With respect to Eurasian Water Milfoil (EWM),  which was not a problem in 2008,  the Village appears to be taking aggressive action to meet this menace.  This is a long-term project; we need to be patient, but attentive.   I support the emphasis  on controlling  further spread  by expanding the scope of EWM pulling, the change in our pulling vendor  and  methodology applied, and installing fragmentation barriers.  We need  to continue work with our Lakes Manager/Biologist to develop particularized  long term solutions  for each of our Lakes, each of which is different  in terms of challenges. 

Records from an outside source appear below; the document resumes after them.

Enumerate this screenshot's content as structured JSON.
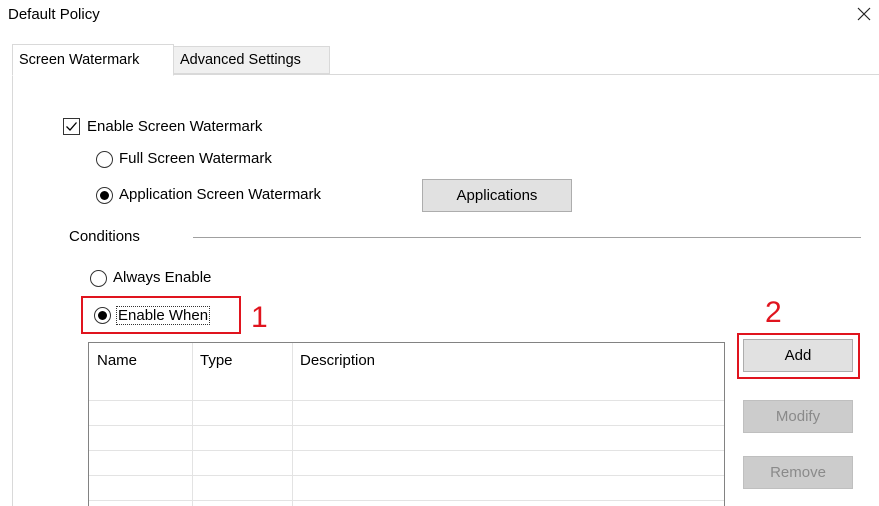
{
  "window": {
    "title": "Default Policy"
  },
  "tabs": [
    {
      "label": "Screen Watermark",
      "active": true
    },
    {
      "label": "Advanced Settings",
      "active": false
    }
  ],
  "watermark": {
    "enable_label": "Enable Screen Watermark",
    "enable_checked": true,
    "full_screen_label": "Full Screen Watermark",
    "full_screen_selected": false,
    "app_screen_label": "Application Screen Watermark",
    "app_screen_selected": true,
    "applications_button": "Applications"
  },
  "conditions": {
    "group_label": "Conditions",
    "always_enable_label": "Always Enable",
    "always_enable_selected": false,
    "enable_when_label": "Enable When",
    "enable_when_selected": true,
    "table": {
      "columns": [
        "Name",
        "Type",
        "Description"
      ],
      "rows": []
    },
    "buttons": {
      "add": "Add",
      "modify": "Modify",
      "remove": "Remove"
    }
  },
  "annotations": {
    "marker_1": "1",
    "marker_2": "2",
    "color": "#e0141e"
  }
}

Most importantly, we have to be willing to make an ongoing commitment to living and healthy Lakes.   In the last budget season,  I, with others, lobbied to increase the Lakes Management Budget from prior levels and to ensure there was funding for projects beyond EWM maintenance.  Looking forward, if elected as Trustee, I will work with the other Trustees, our professional consultants and  the community to ensure our budgeted funds  are expended prudently and  on an informed basis, so  these precious natural  resources can continue to be enjoyed today and for generations to come.

Alan McHugh:

Our lakes are the jewels of the Park and are currently under assault.  Eurasian Milfoil ("EM") is the most notable threat, but there are a host of other issues that also need to be addressed:  geese, soil erosion, phosphorus/salt, and storm-water management.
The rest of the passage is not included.